Two other misinformed notions advanced by Soumerai and Koppel merit response. First, the comparison of the Pioneer ACO program to a pay-for-performance program is not useful because it is not a pay-for-performance program. Second, as a full reading of our methods and appendix would make clear, our finding of greater savings among ACOs with higher initial spending was not due to regression to the mean. We addressed mean reversion by using 2008 values to categorize ACOs, effectively using differences in spending levels before the study period that were driven in part by randomness (the source of regression to the mean) to instrument for stable differences from 2009-2011. We demonstrated that after initial mean reversion from 2008 to 2009, there was no evidence of further reversion from 2009 to 2011 (our pre-period). So there is no statistical basis to expect further regression to the mean from 2011 to 2012.
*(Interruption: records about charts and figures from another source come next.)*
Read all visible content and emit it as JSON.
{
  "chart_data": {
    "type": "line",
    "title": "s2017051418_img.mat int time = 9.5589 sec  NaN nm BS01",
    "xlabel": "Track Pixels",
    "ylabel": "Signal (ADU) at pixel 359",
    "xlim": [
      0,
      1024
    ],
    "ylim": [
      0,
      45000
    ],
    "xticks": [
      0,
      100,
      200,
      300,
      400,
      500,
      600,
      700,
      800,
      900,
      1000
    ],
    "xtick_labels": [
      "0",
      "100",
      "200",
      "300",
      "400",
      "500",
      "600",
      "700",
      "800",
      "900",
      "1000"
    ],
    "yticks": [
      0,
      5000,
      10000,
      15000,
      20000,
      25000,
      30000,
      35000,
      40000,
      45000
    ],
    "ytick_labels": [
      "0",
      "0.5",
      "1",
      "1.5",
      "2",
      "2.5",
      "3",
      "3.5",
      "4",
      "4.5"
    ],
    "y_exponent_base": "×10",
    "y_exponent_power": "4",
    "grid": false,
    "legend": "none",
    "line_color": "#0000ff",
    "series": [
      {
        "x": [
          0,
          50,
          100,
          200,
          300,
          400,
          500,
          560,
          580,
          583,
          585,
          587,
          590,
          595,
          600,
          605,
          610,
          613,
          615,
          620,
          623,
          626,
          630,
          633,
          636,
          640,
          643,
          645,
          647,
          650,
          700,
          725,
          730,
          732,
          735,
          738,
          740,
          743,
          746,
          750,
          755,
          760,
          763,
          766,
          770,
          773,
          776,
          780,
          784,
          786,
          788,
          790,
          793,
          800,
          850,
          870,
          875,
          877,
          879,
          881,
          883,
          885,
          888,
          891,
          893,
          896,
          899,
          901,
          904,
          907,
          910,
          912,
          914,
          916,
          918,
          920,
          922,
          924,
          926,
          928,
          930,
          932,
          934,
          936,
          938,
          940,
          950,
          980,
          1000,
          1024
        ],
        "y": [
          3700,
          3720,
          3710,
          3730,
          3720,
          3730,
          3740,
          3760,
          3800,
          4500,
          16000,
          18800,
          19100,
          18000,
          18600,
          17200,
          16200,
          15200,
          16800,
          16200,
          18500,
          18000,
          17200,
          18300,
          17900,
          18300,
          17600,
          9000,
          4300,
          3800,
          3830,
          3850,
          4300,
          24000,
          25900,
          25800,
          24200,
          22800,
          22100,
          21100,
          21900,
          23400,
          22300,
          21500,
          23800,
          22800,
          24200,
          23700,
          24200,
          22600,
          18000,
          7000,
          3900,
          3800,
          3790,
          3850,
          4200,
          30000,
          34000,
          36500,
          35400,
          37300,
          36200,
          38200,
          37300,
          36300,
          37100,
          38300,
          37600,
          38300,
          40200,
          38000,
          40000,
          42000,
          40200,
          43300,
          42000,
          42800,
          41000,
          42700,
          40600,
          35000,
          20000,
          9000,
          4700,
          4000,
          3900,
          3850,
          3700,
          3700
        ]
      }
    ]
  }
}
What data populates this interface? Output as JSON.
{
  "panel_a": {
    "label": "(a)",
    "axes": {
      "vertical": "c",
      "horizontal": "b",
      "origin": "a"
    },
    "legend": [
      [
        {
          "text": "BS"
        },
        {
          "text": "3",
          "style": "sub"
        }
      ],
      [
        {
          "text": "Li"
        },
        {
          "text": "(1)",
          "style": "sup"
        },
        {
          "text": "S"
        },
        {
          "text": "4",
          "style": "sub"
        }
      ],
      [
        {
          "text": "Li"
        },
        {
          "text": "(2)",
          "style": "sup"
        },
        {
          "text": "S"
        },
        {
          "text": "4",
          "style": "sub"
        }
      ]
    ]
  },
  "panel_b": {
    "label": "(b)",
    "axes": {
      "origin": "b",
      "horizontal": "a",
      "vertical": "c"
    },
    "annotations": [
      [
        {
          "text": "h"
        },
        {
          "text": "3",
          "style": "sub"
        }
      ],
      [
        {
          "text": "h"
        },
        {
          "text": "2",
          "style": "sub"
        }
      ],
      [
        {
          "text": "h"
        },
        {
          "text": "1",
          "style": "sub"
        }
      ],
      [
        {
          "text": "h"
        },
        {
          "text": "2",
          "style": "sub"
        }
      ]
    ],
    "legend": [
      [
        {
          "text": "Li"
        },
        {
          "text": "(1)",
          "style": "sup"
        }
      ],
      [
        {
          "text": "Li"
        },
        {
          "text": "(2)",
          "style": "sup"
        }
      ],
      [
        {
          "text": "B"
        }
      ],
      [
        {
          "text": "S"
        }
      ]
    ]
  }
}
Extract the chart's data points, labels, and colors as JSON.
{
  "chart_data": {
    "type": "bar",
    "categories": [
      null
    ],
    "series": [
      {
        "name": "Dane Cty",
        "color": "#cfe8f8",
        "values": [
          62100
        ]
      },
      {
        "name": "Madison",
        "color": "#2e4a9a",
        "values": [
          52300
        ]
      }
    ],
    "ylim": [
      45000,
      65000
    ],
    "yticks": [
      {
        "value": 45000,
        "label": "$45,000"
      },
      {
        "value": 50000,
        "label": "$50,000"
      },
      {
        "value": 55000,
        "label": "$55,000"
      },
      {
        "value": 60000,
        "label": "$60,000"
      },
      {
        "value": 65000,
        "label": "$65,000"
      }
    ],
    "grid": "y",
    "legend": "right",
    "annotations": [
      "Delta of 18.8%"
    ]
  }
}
We do not conclude that the Pioneer ACO program is a resounding success, that Medicare official should go home and declare victory over modest savings in the first year. We agree with Soumerai and Koppel about the importance of learning from failure, and the withdrawal from the Pioneer program by 13 of 32 organizations is certainly a red flag. For that reason, we used an appropriate quasi-experimental design to produce findings that not only provide an objective estimate of the effect of current policy but also suggest concrete steps to improve the Medicare ACO programs. Although a lot more needs to be learned, we believe our study contributes much “to advance the dialogue.” Those contributions were recognized by the journal that published it and the experts that reviewed it. We also agree with Soumerai and Koppel that as researchers “we have an obligation to consider methodological issues to inform ourselves, our students and healthcare policy.” That is why we are and will remain out on the field.